Given that we have indications that at least one of the predictors is associated with GDP, and based on the fact that UnEmploymentRate, Work Polulation and Car Registration have high p-values, we can consider removing these three variables from the model and see how the model fit changes.
lm2<-lm(formula = GDP~ CPI + BondYields + NetExport, data = GDP_Dataset)
summary(lm2)
##
## Call:
## lm(formula = GDP ~ CPI + BondYields + NetExport, data = GDP_Dataset)
##
## Residuals:
## Min 1Q Median 3Q Max
## -1248.0 -599.9 -117.2 413.8 2413.4
##
## Coefficients:
## Estimate Std. Error t value Pr(>|t|)
## (Intercept) -30.9864 346.7802 -0.089 0.929
## CPI 142.1929 3.9585 35.921 < 2e-16 ***
## BondYields -276.9001 29.0424 -9.534 < 2e-16 ***
## NetExport -3.2647 0.4559 -7.161 1.73e-11 ***
## ---
## Signif. codes: 0 '***' 0.001 '**' 0.01 '*' 0.05 '.' 0.1 ' ' 1
##
## Residual standard error: 779.3 on 189 degrees of freedom
## Multiple R-squared: 0.9811, Adjusted R-squared: 0.9808
## F-statistic: 3271 on 3 and 189 DF, p-value: < 2.2e-16
The model excluding UnEmploymentRate, Work Polulation and Car Registration has in fact improved our F-Statistic from 1679 to 3271 but no substantial improvement was achieved in residual standard error and adjusted R-square value. This is possibly due to the presence of outlier points in the data.
plot(lm2, pch=16, which=1)
Note how the residuals plot of this last model shows some important points still lying far away from the middle area of the graph.
At this stage we could try a few different transformations on both the predictors and the response variable to see how this would improve the model fit. For now, let’s apply a logarithmic transformation with the log function on the GDP variable. Also, we could try to square predictors. Let’s apply these suggested transformations directly into the model function and see what happens with both the model fit and the model accuracy.

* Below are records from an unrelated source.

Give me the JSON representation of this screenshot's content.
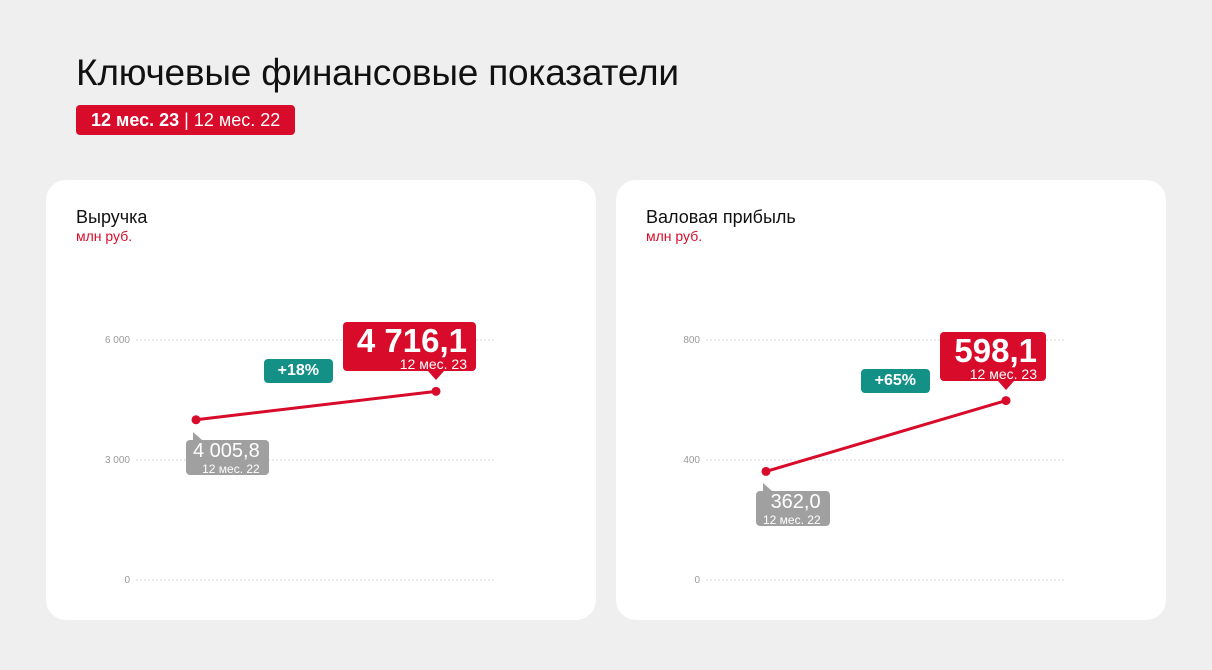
{
  "header": {
    "title": "Ключевые финансовые показатели",
    "period_current": "12 мес. 23",
    "period_separator": "|",
    "period_previous": "12 мес. 22"
  },
  "colors": {
    "accent": "#d80b2a",
    "growth": "#149187",
    "previous": "#a0a0a0",
    "grid": "#d6d6d6"
  },
  "chart_data": [
    {
      "type": "line",
      "title": "Выручка",
      "ylabel": "млн руб.",
      "ylim": [
        0,
        6000
      ],
      "yticks": [
        0,
        3000,
        6000
      ],
      "ytick_labels": [
        "0",
        "3 000",
        "6 000"
      ],
      "grid": true,
      "points": [
        {
          "period": "12 мес. 22",
          "value": 4005.8,
          "label": "4 005,8"
        },
        {
          "period": "12 мес. 23",
          "value": 4716.1,
          "label": "4 716,1"
        }
      ],
      "growth": "+18%"
    },
    {
      "type": "line",
      "title": "Валовая прибыль",
      "ylabel": "млн руб.",
      "ylim": [
        0,
        800
      ],
      "yticks": [
        0,
        400,
        800
      ],
      "ytick_labels": [
        "0",
        "400",
        "800"
      ],
      "grid": true,
      "points": [
        {
          "period": "12 мес. 22",
          "value": 362.0,
          "label": "362,0"
        },
        {
          "period": "12 мес. 23",
          "value": 598.1,
          "label": "598,1"
        }
      ],
      "growth": "+65%"
    }
  ]
}
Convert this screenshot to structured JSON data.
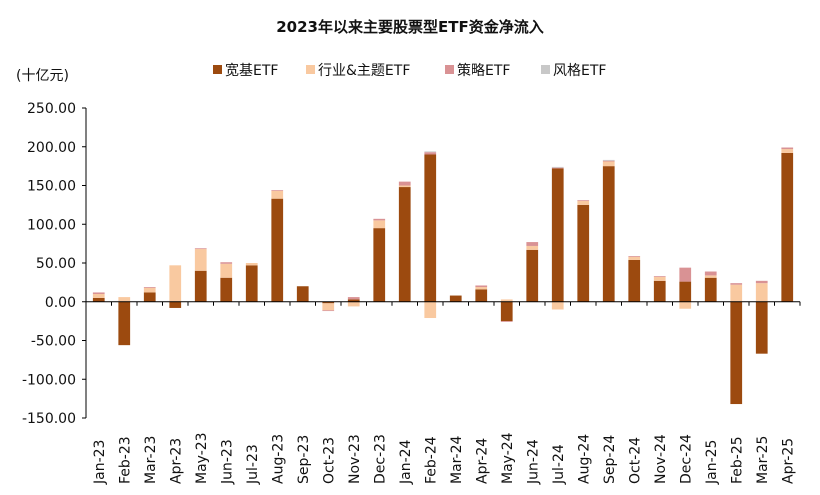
{
  "chart_data": {
    "type": "bar",
    "stacked": true,
    "title": "2023年以来主要股票型ETF资金净流入",
    "unit_label": "(十亿元)",
    "ylim": [
      -150,
      250
    ],
    "yticks": [
      "250.00",
      "200.00",
      "150.00",
      "100.00",
      "50.00",
      "0.00",
      "-50.00",
      "-100.00",
      "-150.00"
    ],
    "ytick_values": [
      250,
      200,
      150,
      100,
      50,
      0,
      -50,
      -100,
      -150
    ],
    "grid": false,
    "legend_position": "top",
    "categories": [
      "Jan-23",
      "Feb-23",
      "Mar-23",
      "Apr-23",
      "May-23",
      "Jun-23",
      "Jul-23",
      "Aug-23",
      "Sep-23",
      "Oct-23",
      "Nov-23",
      "Dec-23",
      "Jan-24",
      "Feb-24",
      "Mar-24",
      "Apr-24",
      "May-24",
      "Jun-24",
      "Jul-24",
      "Aug-24",
      "Sep-24",
      "Oct-24",
      "Nov-24",
      "Dec-24",
      "Jan-25",
      "Feb-25",
      "Mar-25",
      "Apr-25"
    ],
    "series": [
      {
        "name": "宽基ETF",
        "color": "#9c4a0f",
        "values": [
          5,
          -56,
          12,
          -8,
          40,
          31,
          47,
          133,
          20,
          -2,
          3,
          95,
          148,
          190,
          8,
          16,
          -25,
          67,
          172,
          125,
          175,
          54,
          27,
          26,
          31,
          -132,
          -67,
          192
        ]
      },
      {
        "name": "行业&主题ETF",
        "color": "#f9c9a0",
        "values": [
          5,
          6,
          6,
          47,
          28,
          18,
          3,
          10,
          0,
          -9,
          -6,
          10,
          2,
          -21,
          0,
          3,
          3,
          5,
          -10,
          5,
          6,
          4,
          5,
          -9,
          3,
          22,
          24,
          5
        ]
      },
      {
        "name": "策略ETF",
        "color": "#d99294",
        "values": [
          2,
          0,
          1,
          0,
          1,
          2,
          0,
          1,
          0,
          -1,
          3,
          2,
          5,
          3,
          0,
          2,
          -1,
          5,
          1,
          1,
          1,
          1,
          1,
          18,
          5,
          2,
          3,
          2
        ]
      },
      {
        "name": "风格ETF",
        "color": "#c8c8c8",
        "values": [
          0,
          0,
          0,
          0,
          0,
          0,
          0,
          0,
          0,
          0,
          0,
          0,
          0,
          1,
          0,
          0,
          0,
          0,
          1,
          0,
          1,
          0,
          0,
          0,
          0,
          0,
          0,
          0
        ]
      }
    ]
  }
}
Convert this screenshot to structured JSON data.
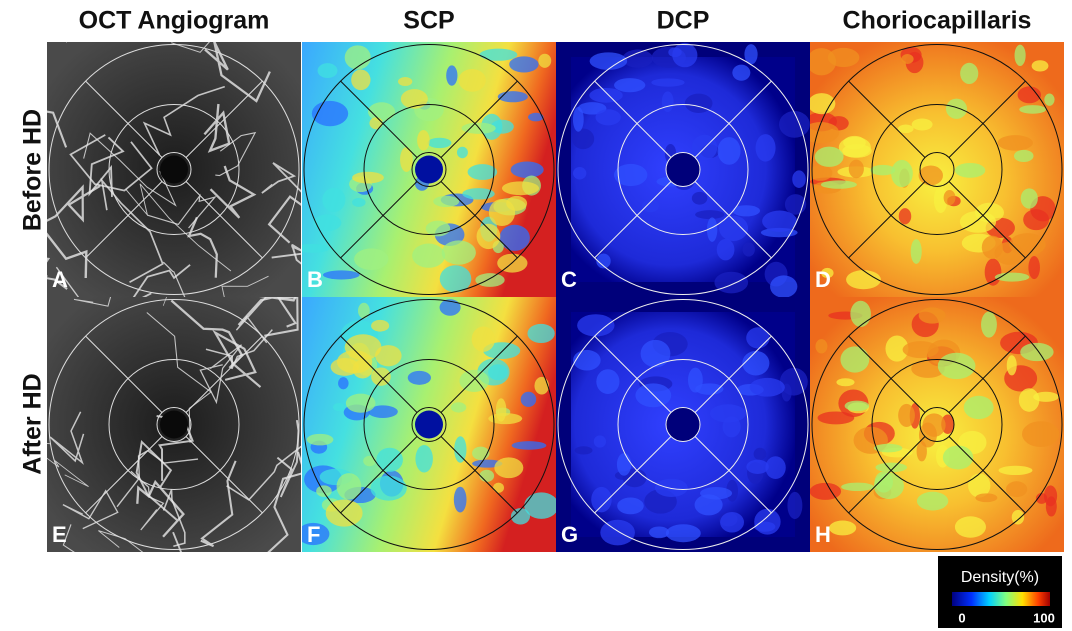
{
  "columns": [
    "OCT Angiogram",
    "SCP",
    "DCP",
    "Choriocapillaris"
  ],
  "rows": [
    "Before HD",
    "After HD"
  ],
  "panels": [
    "A",
    "B",
    "C",
    "D",
    "E",
    "F",
    "G",
    "H"
  ],
  "legend": {
    "title": "Density(%)",
    "min": 0,
    "max": 100
  }
}
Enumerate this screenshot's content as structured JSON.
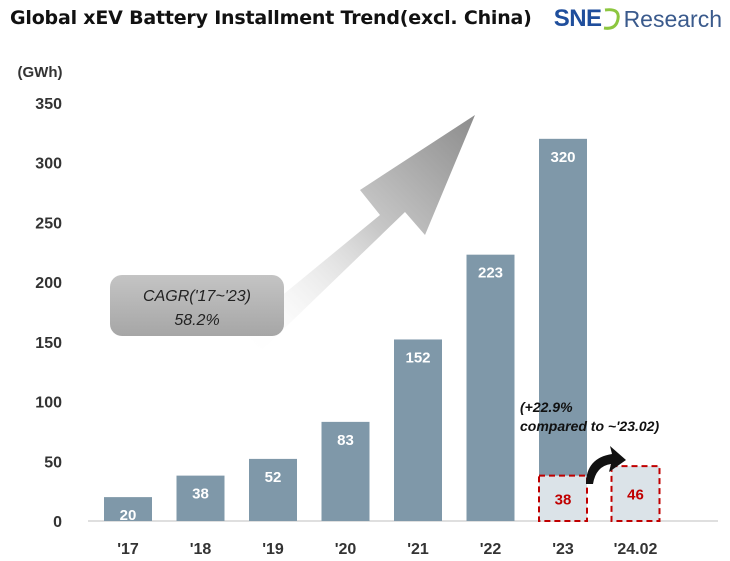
{
  "header": {
    "title": "Global xEV Battery Installment Trend(excl. China)",
    "logo_sne": "SNE",
    "logo_research": "Research"
  },
  "colors": {
    "bar": "#7f98a9",
    "bar_partial": "#dbe3e8",
    "partial_border": "#c00000",
    "partial_label": "#c00000",
    "axis_text": "#333333",
    "brand_blue": "#1f4e9c",
    "brand_green": "#8cc63f"
  },
  "chart_data": {
    "type": "bar",
    "title": "Global xEV Battery Installment Trend(excl. China)",
    "ylabel": "(GWh)",
    "xlabel": "",
    "ylim": [
      0,
      350
    ],
    "yticks": [
      0,
      50,
      100,
      150,
      200,
      250,
      300,
      350
    ],
    "grid": false,
    "categories": [
      "'17",
      "'18",
      "'19",
      "'20",
      "'21",
      "'22",
      "'23",
      "'24.02"
    ],
    "series": [
      {
        "values": [
          20,
          38,
          52,
          83,
          152,
          223,
          320,
          null
        ],
        "labels": [
          "20",
          "38",
          "52",
          "83",
          "152",
          "223",
          "320",
          ""
        ]
      },
      {
        "values": [
          null,
          null,
          null,
          null,
          null,
          null,
          38,
          46
        ],
        "labels": [
          "",
          "",
          "",
          "",
          "",
          "",
          "38",
          "46"
        ]
      }
    ],
    "annotations": {
      "cagr_line1": "CAGR('17~'23)",
      "cagr_line2": "58.2%",
      "growth_line1": "(+22.9%",
      "growth_line2": "compared to ~'23.02)"
    }
  }
}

lm3 = lm(log(GDP) ~ cpi.c + I(cpi.c^2) + bondy.c + I(bondy.c^2) + export.c + I(export.c^2) , data=newGDPdata)
summary(lm3)
##
## Call:
## lm(formula = log(GDP) ~ cpi.c + I(cpi.c^2) + bondy.c + I(bondy.c^2) +
## export.c + I(export.c^2), data = newGDPdata)
##
## Residuals:
## Min 1Q Median 3Q Max
## -0.162833 -0.019783 -0.003236 0.021791 0.127302
##
## Coefficients:
## Estimate Std. Error t value Pr(>|t|)
## (Intercept) 8.898e+00 8.161e-03 1090.268 < 2e-16 ***
## cpi.c 2.811e-02 4.550e-04 61.790 < 2e-16 ***
## I(cpi.c^2) -1.475e-04 9.385e-06 -15.722 < 2e-16 ***
## bondy.c 1.568e-02 4.575e-03 3.427 0.000752 ***
## I(bondy.c^2) -1.925e-03 5.813e-04 -3.312 0.001114 **
## export.c -2.311e-04 4.615e-05 -5.007 1.28e-06 ***
## I(export.c^2) -3.686e-07 1.020e-07 -3.614 0.000387 ***
## ---
## Signif. codes: 0 '***' 0.001 '**' 0.01 '*' 0.05 '.' 0.1 ' ' 1
##
## Residual standard error: 0.0456 on 186 degrees of freedom
## Multiple R-squared: 0.9972, Adjusted R-squared: 0.9971
## F-statistic: 1.116e+04 on 6 and 186 DF, p-value: < 2.2e-16
# Plot model residuals.
plot(lm3, pch=16, which=1)
By transforming all predictors and the target variable, we achieve an improved model fit. Note how the adjusted R-square has jumped to 0.9971. And all predictors’ p-values are significant. And F-Statistic value is improved to 11160.
In summary, we’ve seen a few different multiple linear regression models applied to the GDP dataset. We tried an linear approach. We created a correlation matrix to understand how each variable was correlated. Subsequently, we transformed the variables to see the effect in the model.
CPI, Bond Yields adn NetExport are significantly associated with GDP.
Improving one percentage point of NetExport lead to a average GDP decline by $-37.31.
Improving one percentage point of bond yields lead to a $262.3 decline in average GDP.
Improving one percentage point of CPI lead to a $172.7 increase in average GDP.